Data menunjukkan masih banyak anak-anak di pelosok yang belum bisa dikategorikan merdeka dalam memperoleh hak belajarnya. Berikut beberapa penyebab utamanya:

  1. Kemiskinan. Dengan keadaan ekonomi keluarga yang tak mendukung, pendidikan hanya dipandang sebagai beban lain dalam keseharian. Akibatnya, tak semua anak memiliki keinginan untuk melangsungkan perjalanan pendidikan.
  2. Akses sulit. Bayangkan jika anak-anak harus melewati medan curam dan berbahaya demi bisa sampai ke sekolah. Dari tanjakan hingga jalan setapak yang bersebelahan dengan sungai deras. Belum lagi jika musim hujan menyebabkan jalan berlumpur dan meningkatnya volume air. Dengan kata lain, anak-anak pelosok mengorbankan keselamatannya demi bisa hadir di kelas dan belajar. Pun jika sudah sampai di sekolah, mereka masih harus bergelut dengan fasilitas belajar yang seadanya.
  3. Tenaga pengajar yang belum memadai. Fenomena sekolah gratis tak menjamin proses pembelajaran yang maksimal bagi anak-anak di pelosok. Secara tidak langsung, hal ini membuat anak-anak kehilangan motivasinya dalam proses pembelajaran.

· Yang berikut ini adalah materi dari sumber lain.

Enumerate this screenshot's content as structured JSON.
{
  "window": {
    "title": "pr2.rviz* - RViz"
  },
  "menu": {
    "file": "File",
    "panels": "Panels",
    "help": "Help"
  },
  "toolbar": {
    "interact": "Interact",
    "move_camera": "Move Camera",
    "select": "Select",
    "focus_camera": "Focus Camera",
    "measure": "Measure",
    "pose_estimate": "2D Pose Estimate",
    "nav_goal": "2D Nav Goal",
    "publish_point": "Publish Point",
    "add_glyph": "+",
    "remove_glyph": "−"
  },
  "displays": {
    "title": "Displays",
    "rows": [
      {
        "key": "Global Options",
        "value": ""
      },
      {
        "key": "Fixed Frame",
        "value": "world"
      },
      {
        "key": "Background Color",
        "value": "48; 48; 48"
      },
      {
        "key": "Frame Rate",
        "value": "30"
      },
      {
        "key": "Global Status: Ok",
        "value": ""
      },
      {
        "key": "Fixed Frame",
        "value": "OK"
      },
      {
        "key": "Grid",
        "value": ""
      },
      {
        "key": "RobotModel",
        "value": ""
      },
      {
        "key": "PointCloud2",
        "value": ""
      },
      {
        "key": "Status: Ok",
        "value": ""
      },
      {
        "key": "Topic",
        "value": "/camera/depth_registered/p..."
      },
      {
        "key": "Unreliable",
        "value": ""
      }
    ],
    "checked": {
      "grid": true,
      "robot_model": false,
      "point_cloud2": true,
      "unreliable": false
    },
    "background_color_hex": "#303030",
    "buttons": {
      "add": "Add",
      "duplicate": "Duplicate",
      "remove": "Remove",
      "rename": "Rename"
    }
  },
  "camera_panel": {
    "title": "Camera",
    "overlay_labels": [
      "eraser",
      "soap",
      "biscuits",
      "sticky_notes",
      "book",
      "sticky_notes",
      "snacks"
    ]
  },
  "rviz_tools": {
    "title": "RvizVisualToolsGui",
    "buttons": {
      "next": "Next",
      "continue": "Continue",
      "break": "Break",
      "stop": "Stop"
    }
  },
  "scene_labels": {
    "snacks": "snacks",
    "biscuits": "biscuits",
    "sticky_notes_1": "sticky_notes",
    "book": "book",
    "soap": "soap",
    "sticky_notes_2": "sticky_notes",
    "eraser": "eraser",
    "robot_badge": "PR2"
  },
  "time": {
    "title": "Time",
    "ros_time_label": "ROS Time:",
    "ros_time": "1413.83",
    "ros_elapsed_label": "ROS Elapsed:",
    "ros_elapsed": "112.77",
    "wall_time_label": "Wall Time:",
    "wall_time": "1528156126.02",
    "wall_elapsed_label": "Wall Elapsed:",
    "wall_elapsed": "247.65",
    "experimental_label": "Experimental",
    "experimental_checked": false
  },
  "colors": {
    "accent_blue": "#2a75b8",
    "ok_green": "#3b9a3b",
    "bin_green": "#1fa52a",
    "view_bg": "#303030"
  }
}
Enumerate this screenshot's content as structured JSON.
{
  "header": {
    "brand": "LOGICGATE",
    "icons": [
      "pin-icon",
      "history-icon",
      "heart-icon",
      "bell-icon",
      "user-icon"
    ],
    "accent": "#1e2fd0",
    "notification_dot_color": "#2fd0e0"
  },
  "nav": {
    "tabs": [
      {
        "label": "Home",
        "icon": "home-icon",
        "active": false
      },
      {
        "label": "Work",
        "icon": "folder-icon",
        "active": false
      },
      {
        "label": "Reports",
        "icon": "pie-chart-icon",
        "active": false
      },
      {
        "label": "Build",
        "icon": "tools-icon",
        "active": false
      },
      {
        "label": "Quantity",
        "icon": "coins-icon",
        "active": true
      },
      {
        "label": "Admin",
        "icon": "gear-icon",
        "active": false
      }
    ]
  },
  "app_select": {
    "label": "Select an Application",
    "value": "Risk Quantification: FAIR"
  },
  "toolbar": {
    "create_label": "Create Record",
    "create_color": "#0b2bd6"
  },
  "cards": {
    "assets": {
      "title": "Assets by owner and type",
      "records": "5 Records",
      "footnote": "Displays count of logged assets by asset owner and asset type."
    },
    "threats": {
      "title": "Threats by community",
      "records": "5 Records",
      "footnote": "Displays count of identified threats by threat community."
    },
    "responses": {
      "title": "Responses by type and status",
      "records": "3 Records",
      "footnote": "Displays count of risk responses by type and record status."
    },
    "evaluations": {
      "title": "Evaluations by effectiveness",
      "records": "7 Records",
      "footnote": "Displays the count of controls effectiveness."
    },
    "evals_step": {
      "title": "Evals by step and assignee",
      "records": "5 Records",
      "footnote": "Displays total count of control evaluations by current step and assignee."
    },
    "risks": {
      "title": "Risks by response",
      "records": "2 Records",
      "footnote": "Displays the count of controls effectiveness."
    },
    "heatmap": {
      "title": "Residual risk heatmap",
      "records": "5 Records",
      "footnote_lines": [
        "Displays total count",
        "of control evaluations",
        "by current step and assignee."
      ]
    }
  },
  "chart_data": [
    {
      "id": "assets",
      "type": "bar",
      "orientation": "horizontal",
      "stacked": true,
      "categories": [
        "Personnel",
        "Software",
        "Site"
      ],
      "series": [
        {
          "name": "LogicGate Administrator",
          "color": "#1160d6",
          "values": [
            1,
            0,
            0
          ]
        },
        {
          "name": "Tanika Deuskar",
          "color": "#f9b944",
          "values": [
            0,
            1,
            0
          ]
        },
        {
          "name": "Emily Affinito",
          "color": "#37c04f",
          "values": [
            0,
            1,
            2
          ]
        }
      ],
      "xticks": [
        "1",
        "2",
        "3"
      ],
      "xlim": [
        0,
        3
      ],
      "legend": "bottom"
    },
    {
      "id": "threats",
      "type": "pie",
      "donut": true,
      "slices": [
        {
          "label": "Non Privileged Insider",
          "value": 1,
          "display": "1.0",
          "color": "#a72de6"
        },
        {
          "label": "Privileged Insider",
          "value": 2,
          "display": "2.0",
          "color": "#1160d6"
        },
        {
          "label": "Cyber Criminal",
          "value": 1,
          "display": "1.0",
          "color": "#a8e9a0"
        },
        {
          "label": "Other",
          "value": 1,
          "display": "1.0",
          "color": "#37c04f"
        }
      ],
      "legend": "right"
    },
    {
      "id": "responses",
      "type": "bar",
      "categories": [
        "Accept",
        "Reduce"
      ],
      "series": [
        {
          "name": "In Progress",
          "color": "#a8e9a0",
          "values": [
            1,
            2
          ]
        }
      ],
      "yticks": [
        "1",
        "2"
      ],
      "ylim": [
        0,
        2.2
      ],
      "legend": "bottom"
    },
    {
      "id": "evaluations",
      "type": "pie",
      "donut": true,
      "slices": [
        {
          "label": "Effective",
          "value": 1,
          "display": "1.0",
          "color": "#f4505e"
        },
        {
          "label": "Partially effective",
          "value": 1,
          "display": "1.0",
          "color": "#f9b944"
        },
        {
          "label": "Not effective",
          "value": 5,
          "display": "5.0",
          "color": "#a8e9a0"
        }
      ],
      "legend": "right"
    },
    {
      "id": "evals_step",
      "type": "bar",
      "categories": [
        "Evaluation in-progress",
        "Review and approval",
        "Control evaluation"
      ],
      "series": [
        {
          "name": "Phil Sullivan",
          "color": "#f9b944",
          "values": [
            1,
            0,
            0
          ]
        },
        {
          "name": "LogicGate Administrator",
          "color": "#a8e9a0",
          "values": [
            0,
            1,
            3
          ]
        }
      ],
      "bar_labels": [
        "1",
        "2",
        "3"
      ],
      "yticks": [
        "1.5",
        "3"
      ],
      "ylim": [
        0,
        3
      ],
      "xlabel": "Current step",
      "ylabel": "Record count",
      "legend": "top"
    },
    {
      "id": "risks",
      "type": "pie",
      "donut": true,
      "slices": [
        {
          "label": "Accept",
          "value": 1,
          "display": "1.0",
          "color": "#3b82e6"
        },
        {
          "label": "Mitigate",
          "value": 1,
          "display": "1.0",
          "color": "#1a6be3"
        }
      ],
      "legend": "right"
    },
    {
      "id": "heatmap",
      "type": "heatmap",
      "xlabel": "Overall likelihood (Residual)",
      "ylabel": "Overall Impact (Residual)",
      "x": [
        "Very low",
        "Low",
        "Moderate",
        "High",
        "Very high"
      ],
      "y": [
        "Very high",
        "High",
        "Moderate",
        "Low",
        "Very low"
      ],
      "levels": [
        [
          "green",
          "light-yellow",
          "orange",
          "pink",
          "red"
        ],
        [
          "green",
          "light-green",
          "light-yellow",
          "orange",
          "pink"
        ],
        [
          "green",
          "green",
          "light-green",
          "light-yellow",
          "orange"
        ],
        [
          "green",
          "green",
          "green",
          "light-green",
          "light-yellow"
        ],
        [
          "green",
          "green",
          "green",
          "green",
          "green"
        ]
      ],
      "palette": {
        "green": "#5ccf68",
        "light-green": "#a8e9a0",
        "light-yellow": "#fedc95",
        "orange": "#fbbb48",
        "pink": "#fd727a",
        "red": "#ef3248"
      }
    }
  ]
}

Dengan beberapa penyebab yang telah disebutkan di atas, kemerdekaan seakan menjadi simbol yang belum menyentuh maknanya. Sebab, berbagai kesulitan masih dirasakan anak-anak di pelosok negeri untuk mencapai proses pembelajaran yang dinilai efektif. Tak heran jika pertanyaan “Apakah semua anak sudah bisa sekolah?” masih memiliki jawaban yang sama dan menjadi salah satu dari permasalahan utama negeri ini.

Apa yang Bisa Diupayakan? Dari Mana Langkah untuk Memulai Perubahan?

Perjuangan untuk memulihkan keadaan dan menyediakan akses belajar yang pantas untuk anak-anak di pelosok tak harus dimulai dari pemerintah atau lembaga besar. Sebab, masyarakat juga bisa mengambil bagian.

Modal yang diperlukan untuk melahirkan perjuangan adalah dengan mengandung empati dan rasa peduli. Melalui langkah kecil, perubahan akan lahir seiring berjalannya waktu. Beberapa jalan untuk mewujudkan perubahan adalah dengan menjadi penyambung akses, pembangkit semangat, penyaluran bantuan dengan donasi rutin, hingga menjalin kolaborasi melalui gerakan sosial.

Mendekatkan diri dengan nilai gotong-royong adalah salah satu kunci untuk membuka akses pendidikan yang selama ini tampak mustahil bagi anak-anak di pelosok. Mari buat mereka percaya bahwa pendidikan dan proses meraih mimpi bukan merupakan sesuatu yang mustahil untuk didapatkan. Perlahan, anak-anak di pelosok akan memiliki mimpi di masa depan, menjadi seseorang yang bisa membawa dampak kemajuan untuk negeri ini, dan sepenuhnya berdaya untuk berdiri di kaki mereka sendiri. Tak kalah penting, mengupayakan makna kemerdekaan untuk negeri juga berarti dalam mengubah jawaban dari pertanyaan  “Apakah semua anak sudah bisa sekolah?”.